Pemerintahpun, melalui Mensesneg Moerdiono menyatakan rasa hormat dan terimakasih yang besar kepada si petani itu dan secara resmi pemerintah akan memberikan bantuan material, serta mengundang keluarga petani Dalimin ke Jakarta, tepatnya ke Istana Negara untuk suatu jamuan syukuran yang akan mengundang para pembesar pemerintah dan korps diplomatik.
“Pak Dalimin dan isteri menyelamatkan Soeharto. Mereka berjasa untuk Negara dan sebagai rasa terimakasih pemerintah dan rakyat Indonesia, secara resmi pemerintah mengundang keluarga Dalimin untuk menghadiri jamuan makan di Istana Negara. Dan sehari sebelum itu akan ada konferensi pers dengan Pak Dalimin agar saudara-saudara dapat mengetahui kisah sesungguhnya dari kepahlawanan Pak Dalimin,” ujar Moerdiono dalam konferensi persnya di Sekretariat Negara di hadapan wartawan dalam dan luar negeri.
Persiapan protokoler pun dilakukan, bahkan keberangkatan keluarga Dalimin ke Jakarta pun di lakukan dengln persiapan khusus, pesawat khusus, dan pengawalan khusus. Maklum ini adalah peristiwa bersejarah untuk kampanye ke masyarakat tentang warganegara yang baik (good citizen). Setiba di Jakarta, keluarga petani Dalimin ditempatkan di salah satu kamar di Istana Negara.

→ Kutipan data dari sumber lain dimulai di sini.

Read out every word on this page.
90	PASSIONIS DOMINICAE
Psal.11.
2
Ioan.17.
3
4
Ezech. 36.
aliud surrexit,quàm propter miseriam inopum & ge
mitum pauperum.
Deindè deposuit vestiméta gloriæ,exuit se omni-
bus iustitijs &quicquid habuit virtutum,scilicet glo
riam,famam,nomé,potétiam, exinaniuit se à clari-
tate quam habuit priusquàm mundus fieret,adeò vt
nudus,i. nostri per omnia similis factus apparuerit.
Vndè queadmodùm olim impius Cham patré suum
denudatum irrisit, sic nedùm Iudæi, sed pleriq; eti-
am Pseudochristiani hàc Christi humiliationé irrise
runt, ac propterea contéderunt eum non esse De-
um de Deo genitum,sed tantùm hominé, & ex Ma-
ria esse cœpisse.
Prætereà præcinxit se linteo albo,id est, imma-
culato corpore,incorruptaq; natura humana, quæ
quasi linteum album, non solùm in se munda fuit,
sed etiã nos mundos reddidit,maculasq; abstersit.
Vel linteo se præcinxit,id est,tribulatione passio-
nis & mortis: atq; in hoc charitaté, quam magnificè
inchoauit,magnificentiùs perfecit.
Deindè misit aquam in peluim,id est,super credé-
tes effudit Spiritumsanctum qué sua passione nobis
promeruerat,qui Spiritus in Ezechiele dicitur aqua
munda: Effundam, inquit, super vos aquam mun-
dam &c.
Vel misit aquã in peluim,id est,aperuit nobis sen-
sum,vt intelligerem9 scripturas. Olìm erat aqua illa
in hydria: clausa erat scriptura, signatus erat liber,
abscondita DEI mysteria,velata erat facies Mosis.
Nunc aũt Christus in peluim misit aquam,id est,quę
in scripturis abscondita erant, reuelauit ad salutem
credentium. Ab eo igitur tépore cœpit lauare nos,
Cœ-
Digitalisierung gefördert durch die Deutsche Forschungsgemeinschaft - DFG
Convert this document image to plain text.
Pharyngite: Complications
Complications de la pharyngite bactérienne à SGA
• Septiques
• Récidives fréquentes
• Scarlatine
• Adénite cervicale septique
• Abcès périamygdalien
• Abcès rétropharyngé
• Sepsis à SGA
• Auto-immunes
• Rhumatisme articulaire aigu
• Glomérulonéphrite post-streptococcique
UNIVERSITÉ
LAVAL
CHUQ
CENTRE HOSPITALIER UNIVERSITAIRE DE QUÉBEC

Tibalah hari di mana, Dalimin dan Isteri akan memberikan konferensi pers yang berdasarkan jadwal dilakukan di salah satu ruang di Istana Negara. Segala persiapan untuk konferensi pers telah dilakukan, dan Moerdiono akan bertindak sebagai moderator. Ratusan wartawan tulis - dalam dan luar negeri - telah bersiap, para wartawan foto telah mengambil posisi masing-masing.
Moerdiono pun segera menuju kamar di mana keluarga Dalimin menginap untuk menjemput mereka menuju ruang konferensi pers. Alangkah kagetnya Moerdiono, ketika ia menjumpai kedua suami isteri itu sedang berpelukan menangis.

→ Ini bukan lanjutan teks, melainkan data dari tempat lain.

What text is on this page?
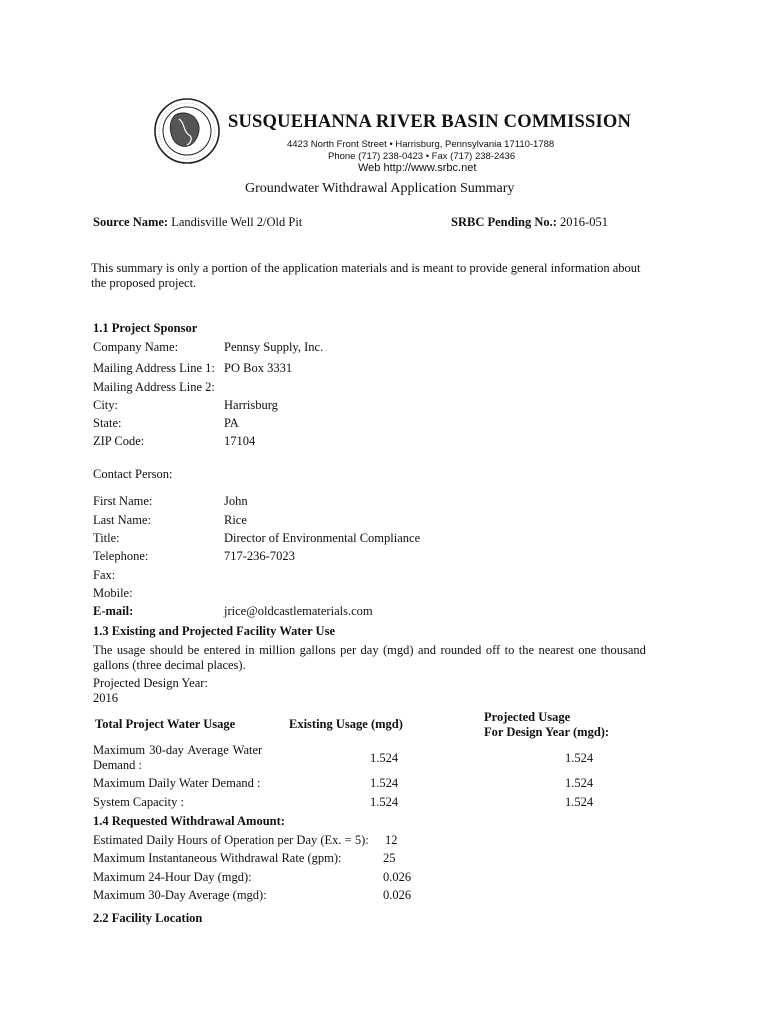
SUSQUEHANNA RIVER BASIN COMMISSION
4423 North Front Street • Harrisburg, Pennsylvania 17110-1788
Phone (717) 238-0423 • Fax (717) 238-2436
Web http://www.srbc.net
Groundwater Withdrawal Application Summary
Source Name: Landisville Well 2/Old Pit	SRBC Pending No.: 2016-051
This summary is only a portion of the application materials and is meant to provide general information about
the proposed project.
1.1 Project Sponsor
Company Name:	Pennsy Supply, Inc.
Mailing Address Line 1: PO Box 3331
Mailing Address Line 2:
City:	Harrisburg
State:	PA
ZIP Code:	17104
Contact Person:
First Name:	John
Last Name:	Rice
Title:	Director of Environmental Compliance
Telephone:	717-236-7023
Fax:
Mobile:
E-mail:	jrice@oldcastlematerials.com
1.3 Existing and Projected Facility Water Use
The usage should be entered in million gallons per day (mgd) and rounded off to the nearest one thousand
gallons (three decimal places).
Projected Design Year:
2016
Total Project Water Usage	Existing Usage (mgd)	Projected Usage
For Design Year (mgd):
Maximum 30-day Average Water
Demand :	1.524	1.524
Maximum Daily Water Demand :	1.524	1.524
System Capacity :	1.524	1.524
1.4 Requested Withdrawal Amount:
Estimated Daily Hours of Operation per Day (Ex. = 5): 12
Maximum Instantaneous Withdrawal Rate (gpm):	25
Maximum 24-Hour Day (mgd):	0.026
Maximum 30-Day Average (mgd):	0.026
2.2 Facility Location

“Ada apa gerangan? Bukankah seharusnya mereka bangga atas apa yang telah mereka lakukan. Ah, mungkin itu sebagai ungkapan rasa bangga dan haru mereka,” begitu tanya Moerdiono dalam hati.
“Pak Dalimin ada apa? Berhentilah menangis. Saya paham bagaimana bangganya bapak dan ibu, tapi untuk sementara hentikanlah menangis, mari kita ke ruang konferensi pers, para wartawan telah menunggu,” ujar Moerdiono.
Petani Dalimin tiba-tiba menghentikan tangisnya, ia berbalik ke arah Moerdiono. “Pak Menteri lebih baik batalkan pertemuan dengan wartawan dan pulangkan kami ke Sumatera,” ucapnya.
“Lho kenapa Pak Dalimin,” jawab Moerdiono tak paham.
“Kalau wajah kami ada di koran-koran dan tivi, maka rakyat jadi kenal siapa kami. Kami akan dibunuh rakyat pak Menteri,” kata Dalimin kali ini dengan tangis yang lebih keras seraya memeluk sang isteri tercinta.